OFFSET
1,3
COMMENTS
Let n be a positive integer. Suppose that s1^2 is the largest square not exceeding n, that s2^2 is the largest square not exceeding n-s1^2, and so on, so that n=s1^2+s2^2+...+sr^2 for some r. Clearly the si are weakly decreasing, but if they are strictly decreasing, s1>s2>...>sr, then we say that n is a greedy sum of distinct squares.
The set of integers for which the summands are distinct does not have a natural density, but the counting function oscillates in a predictable way (see Montgomery link).
LINKS
Robert Israel, Table of n, a(n) for n = 1..10000
Hugh Montgomery and Ulrike Vorhauer, Greedy sums of distinct squares, Mathematics of Computation 73.245 (2004): 493-513.
EXAMPLE
21 is a term since greedily taking squares is 21 = 4^2 + 2^2 + 1^2 and all are distinct.
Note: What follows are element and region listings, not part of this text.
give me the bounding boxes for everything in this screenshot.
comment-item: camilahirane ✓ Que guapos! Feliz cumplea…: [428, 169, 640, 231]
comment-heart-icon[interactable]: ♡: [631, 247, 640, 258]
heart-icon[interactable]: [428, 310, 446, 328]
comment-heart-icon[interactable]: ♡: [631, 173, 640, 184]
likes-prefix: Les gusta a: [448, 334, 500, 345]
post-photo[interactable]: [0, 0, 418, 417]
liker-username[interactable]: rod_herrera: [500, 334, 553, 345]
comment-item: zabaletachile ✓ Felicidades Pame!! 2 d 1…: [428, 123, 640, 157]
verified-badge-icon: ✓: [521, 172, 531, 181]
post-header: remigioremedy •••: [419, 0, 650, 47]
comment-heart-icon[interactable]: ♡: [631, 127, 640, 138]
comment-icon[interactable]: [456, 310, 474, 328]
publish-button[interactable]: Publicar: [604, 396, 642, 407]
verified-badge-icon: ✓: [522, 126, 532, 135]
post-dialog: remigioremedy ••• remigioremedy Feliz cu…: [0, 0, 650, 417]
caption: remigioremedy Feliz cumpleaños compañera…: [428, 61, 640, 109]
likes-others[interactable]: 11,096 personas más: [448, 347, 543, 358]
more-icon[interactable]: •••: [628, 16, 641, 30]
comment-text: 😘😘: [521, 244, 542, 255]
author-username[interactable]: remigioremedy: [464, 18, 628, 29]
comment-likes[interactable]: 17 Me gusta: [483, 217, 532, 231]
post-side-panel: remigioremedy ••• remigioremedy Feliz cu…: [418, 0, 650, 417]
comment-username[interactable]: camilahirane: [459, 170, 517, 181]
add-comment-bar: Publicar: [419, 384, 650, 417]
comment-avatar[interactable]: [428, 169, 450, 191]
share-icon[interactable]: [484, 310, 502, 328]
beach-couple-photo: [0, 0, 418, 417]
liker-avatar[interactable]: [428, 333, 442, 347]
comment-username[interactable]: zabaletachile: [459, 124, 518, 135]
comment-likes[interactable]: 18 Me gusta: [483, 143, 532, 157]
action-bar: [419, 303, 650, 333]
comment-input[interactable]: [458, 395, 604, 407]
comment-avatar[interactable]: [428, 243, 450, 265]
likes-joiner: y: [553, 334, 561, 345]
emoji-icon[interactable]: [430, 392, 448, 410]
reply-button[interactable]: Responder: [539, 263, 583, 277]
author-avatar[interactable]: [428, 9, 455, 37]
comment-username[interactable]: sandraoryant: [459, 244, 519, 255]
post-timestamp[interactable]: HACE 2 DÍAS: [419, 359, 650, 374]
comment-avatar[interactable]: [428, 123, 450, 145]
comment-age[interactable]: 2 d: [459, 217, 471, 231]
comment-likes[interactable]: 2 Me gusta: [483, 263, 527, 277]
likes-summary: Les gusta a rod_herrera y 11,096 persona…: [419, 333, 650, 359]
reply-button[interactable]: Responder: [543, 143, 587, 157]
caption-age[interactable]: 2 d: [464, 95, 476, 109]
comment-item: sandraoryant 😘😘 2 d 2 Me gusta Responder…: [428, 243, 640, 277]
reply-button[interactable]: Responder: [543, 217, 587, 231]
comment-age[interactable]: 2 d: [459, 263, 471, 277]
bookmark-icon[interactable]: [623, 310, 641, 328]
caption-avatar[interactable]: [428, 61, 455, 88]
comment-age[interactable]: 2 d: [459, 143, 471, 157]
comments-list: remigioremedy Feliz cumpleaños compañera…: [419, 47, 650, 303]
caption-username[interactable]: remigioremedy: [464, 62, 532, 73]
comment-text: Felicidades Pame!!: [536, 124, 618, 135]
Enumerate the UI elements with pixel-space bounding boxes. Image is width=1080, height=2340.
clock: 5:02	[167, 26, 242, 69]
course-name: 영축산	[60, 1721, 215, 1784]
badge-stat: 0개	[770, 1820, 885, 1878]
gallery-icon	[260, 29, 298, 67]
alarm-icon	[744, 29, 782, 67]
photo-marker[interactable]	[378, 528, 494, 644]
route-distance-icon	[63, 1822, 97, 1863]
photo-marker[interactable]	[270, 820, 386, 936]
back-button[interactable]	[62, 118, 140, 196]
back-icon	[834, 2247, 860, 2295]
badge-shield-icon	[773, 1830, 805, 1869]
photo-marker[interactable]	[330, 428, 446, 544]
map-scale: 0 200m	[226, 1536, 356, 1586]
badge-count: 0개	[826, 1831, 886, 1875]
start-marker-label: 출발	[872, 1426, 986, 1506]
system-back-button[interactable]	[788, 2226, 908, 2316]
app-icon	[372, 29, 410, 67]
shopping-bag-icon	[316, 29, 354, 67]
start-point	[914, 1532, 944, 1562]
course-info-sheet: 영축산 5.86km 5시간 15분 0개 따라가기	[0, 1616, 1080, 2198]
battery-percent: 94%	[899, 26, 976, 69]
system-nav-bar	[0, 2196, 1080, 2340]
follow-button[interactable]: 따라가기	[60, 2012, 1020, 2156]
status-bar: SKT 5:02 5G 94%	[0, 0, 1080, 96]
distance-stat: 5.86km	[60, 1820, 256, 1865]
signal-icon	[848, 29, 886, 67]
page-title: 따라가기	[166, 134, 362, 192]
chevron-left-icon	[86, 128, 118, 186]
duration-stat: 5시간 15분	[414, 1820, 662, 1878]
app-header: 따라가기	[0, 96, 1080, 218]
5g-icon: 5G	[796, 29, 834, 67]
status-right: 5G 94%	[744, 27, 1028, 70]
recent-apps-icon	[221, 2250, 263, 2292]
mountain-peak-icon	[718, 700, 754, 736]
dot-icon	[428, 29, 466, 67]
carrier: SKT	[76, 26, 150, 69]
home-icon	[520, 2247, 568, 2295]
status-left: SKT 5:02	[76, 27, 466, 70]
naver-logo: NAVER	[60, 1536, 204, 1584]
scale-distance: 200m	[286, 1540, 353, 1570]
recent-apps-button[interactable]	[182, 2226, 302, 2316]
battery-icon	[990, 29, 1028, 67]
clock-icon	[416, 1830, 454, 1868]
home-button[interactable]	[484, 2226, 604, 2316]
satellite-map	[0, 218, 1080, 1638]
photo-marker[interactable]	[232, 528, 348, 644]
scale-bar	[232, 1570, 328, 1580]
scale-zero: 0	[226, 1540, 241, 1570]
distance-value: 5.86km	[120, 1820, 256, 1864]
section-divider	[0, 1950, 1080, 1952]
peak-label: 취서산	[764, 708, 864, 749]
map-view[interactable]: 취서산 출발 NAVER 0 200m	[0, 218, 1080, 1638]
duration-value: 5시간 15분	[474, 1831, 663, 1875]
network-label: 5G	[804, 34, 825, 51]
38 is not a term since greedily 38 = 6^2 + 1^2 + 1^2 and 1^2 has repeated (it can be distinct squares 38 = 5^2 + 3^2 + 2^2 but that's not the greedy sum).
MAPLE
filter:= proc(n) local s, x;
s:= n; x:= floor(sqrt(s));
do
s:= s - x^2;
if s >= x^2 then return false fi;
if s = 0 then return true fi;
x:= floor(sqrt(s))
od;
end proc:
filter(0):= true:
select(filter, [$0..1000]); # Robert Israel, Feb 14 2025
MATHEMATICA
Select[Range[0, 200], DuplicateFreeQ[#] &@ Differences[NestWhileList[# - Floor[Sqrt[#]]^2 &, #, # > 0 &]] &]
PROG
(Python)
from math import isqrt
def ok(n):
rprev = n+1
while 0 < (r:=isqrt(n)) < rprev: n, rprev = n-r**2, r
return r == 0
print([k for k in range(131) if ok(k)]) # Michael S. Branicky, Jan 15 2025
CROSSREFS
KEYWORD
nonn
AUTHOR
Mike Sheppard, Jan 14 2025
STATUS
approved